FreeBSD Made Much Progress Last Quarter
The FreeBSD project has published their quarterly report outlining some of the advancements made by this leading BSD operating system in the last quarter of 2011. A lot of progress was made, but still there's some work left to be accomplished.
Among the advancements that were noted by FreeBSD in Q4'2011 include:
- The libc++ library (providing a C++11 STL implementation) and libcxxrt (implementation of the C++ ABI) were introduced to the BSD-licensed C++ stack. The libc++ library comes out of the LLVM project and unlike libstdc++ isn't licensed under the GPL (but the standard BSD-like LLVM license) so it's preferred by the BSD crowd. The libcxxrt comes with compliments of PathScale.
- The FreeBSD Foundation has been sponsoring work on the Auditdistd project, which is a project meant to reliably and securely distribute audit trail files over TCP/IP network to remote systems. This is for remotely auditing records in a trusted environment rather than solely relying upon FreeBSD's existing Security Event Audit facility where the records could have been tampered (or removed) by an attacker when the system was compromised.
- The CAM Target Layer (CTL) has been introduced into FreeBSD/head. This is a disk/processor device emulation sub-system that was originally found on Linux nearly a decade ago but then ported to FreeBSD a few years back. Besides processor and disk device emulation, the CAM Target Layer provides FreeBSD with support for tagged queueing, SCSI task attribute support, SCSI implicit command ordering support, error injection, full task management, and more. This should hit FreeBSD 9 stable in the next month.

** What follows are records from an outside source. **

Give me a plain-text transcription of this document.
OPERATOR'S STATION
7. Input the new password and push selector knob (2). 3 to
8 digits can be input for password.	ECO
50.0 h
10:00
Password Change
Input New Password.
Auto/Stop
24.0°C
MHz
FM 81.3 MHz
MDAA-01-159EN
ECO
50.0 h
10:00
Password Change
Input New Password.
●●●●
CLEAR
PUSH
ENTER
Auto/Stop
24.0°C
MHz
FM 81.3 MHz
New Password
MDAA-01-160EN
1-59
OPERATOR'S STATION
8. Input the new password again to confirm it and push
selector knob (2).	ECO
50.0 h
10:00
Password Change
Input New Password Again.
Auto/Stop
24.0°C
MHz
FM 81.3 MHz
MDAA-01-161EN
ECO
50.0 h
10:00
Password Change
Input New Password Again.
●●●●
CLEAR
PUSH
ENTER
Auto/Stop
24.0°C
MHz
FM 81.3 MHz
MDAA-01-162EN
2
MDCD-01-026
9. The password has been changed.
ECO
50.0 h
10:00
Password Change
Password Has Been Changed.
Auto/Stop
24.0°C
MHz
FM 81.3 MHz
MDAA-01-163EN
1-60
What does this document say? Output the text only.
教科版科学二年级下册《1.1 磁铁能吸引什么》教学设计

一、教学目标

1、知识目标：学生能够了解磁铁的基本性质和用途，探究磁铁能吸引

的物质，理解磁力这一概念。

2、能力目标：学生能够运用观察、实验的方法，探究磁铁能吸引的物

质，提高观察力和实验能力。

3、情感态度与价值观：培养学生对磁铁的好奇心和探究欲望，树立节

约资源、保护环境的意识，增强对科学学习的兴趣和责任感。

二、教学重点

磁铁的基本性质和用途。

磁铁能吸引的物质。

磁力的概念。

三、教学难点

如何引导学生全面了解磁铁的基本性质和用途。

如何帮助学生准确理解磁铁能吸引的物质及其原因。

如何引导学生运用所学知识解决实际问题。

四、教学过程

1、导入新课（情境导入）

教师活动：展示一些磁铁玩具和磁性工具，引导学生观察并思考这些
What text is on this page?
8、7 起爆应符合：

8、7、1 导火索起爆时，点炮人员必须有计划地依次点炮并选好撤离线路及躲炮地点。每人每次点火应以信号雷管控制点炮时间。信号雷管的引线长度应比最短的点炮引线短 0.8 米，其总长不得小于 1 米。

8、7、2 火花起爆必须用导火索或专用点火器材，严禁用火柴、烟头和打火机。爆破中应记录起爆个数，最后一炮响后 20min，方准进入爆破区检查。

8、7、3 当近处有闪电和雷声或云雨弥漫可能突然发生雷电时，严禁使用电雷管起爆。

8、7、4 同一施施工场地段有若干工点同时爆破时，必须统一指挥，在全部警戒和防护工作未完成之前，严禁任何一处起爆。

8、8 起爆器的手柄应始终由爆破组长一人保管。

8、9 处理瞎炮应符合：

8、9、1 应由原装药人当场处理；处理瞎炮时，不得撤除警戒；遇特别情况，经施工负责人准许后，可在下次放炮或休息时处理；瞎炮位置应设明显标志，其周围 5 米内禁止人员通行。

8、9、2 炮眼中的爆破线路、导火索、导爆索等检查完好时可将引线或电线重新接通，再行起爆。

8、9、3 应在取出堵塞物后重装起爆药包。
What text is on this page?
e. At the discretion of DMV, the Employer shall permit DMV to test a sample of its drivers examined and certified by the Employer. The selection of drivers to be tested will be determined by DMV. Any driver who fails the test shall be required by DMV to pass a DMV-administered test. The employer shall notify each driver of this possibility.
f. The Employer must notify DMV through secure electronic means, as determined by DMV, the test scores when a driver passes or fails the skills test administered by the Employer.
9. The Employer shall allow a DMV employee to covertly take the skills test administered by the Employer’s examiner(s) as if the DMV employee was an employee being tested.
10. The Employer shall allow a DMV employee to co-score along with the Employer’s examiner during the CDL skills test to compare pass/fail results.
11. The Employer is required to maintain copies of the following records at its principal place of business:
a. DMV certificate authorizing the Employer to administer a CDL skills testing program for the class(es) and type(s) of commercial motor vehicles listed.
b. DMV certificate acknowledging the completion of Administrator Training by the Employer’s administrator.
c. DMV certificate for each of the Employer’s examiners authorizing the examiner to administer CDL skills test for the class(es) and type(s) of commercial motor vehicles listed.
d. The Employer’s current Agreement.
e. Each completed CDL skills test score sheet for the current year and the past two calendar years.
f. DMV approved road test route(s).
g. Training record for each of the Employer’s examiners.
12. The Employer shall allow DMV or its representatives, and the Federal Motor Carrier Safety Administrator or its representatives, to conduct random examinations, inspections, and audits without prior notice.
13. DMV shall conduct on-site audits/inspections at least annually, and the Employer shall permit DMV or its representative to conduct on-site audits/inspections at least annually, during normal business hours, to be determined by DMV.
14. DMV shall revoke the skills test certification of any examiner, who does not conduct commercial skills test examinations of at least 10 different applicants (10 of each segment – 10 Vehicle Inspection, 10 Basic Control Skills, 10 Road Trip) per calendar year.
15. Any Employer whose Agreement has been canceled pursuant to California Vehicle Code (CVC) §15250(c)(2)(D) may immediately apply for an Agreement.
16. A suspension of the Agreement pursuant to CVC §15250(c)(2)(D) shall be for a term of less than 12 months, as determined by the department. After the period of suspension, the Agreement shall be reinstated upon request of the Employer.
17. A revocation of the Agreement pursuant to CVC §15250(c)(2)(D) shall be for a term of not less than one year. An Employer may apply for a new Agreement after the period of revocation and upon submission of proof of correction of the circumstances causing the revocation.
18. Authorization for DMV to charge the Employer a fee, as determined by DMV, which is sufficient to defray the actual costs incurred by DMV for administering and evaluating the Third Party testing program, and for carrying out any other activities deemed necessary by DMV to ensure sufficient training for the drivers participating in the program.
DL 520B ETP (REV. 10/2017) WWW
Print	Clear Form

- The FreeBSD ports tree now has more than 23,000 ports (packages) within its repository.
- The hardware enablement of the Marvell Armada XP (ARM) hardware is going well within FreeBSD. This Marvell Armada XP SoC is the ARM chip found in the Sheevaplug and many other low-power, low-cost devices. The ARM version of FreeBSD now better handles this SoC with now handling SMP, SATA, and CESA. The next steps are enabling L2 cache support and full support for WB/WBA cache.
- GNOME 3.0 isn't in FreeBSD ports, but the GNOME-FreeBSD team has been working on GNOME 3.2, which is currently in their development repositories. GNOME 2.32 will continue to be provided within FreeBSD as an option to GNOME 3.2 and its GNOME Shell.
- The KDE-FreeBSD team has made many upstream fixes to make KDE/Qt work better with the LLVM/Clang compiler. They now have the point releases of KDE SC 4.7 as ports along with Qt 4.8.0 (via area51 experimental repository).
- FreeBSD's HDA Sound Driver experienced a major rewrite.
- FreeBSD is still tackling support for Intel Sandy Bridge CPUs. Among the Sandy Bridge processor improvements to FreeBSD made last quarter was committing support to query and allow extended FPU states, which also enabled the YMM registers and AVX instruction set support. (It's about time they had AVX support.) But this work hasn't been merged to FreeBSD stable/9 yet and they still want to optimize more of the code for Sandy Bridge. They also are still working on per-process TLB, SEP support, and other Ivy Bridge work like being able to use its random number generator (Intel's Bull Mountain).
- FreeBSD 9.0 was finally released on the 12th of January. This major milestone was met after a number of delays spanning months.
- TRIM support was added to the CAM SCSI direct access device driver.
- The FreeBSD Foundation reaised $426,000 USD through fundraising last quarter.
- The FreeBSD X11 team is currently working on the next major update of the X.Org ports. This includes an updated Intel and Mesa stack. Right now they have X.Org Server 1.7.7 and 1.10.4 from their ports repository. Hopefully this work will finally include landing the Intel GEM/KMS support for FreeBSD that the foundation had been sponsoring, since right now the graphics driver support on FreeBSD is very disappointing aside from NVIDIA hardware backed by NVIDIA's binary BSD x86/amd64 driver.
The Q4'2011 quarterly status report in full for FreeBSD can be found on their web-site.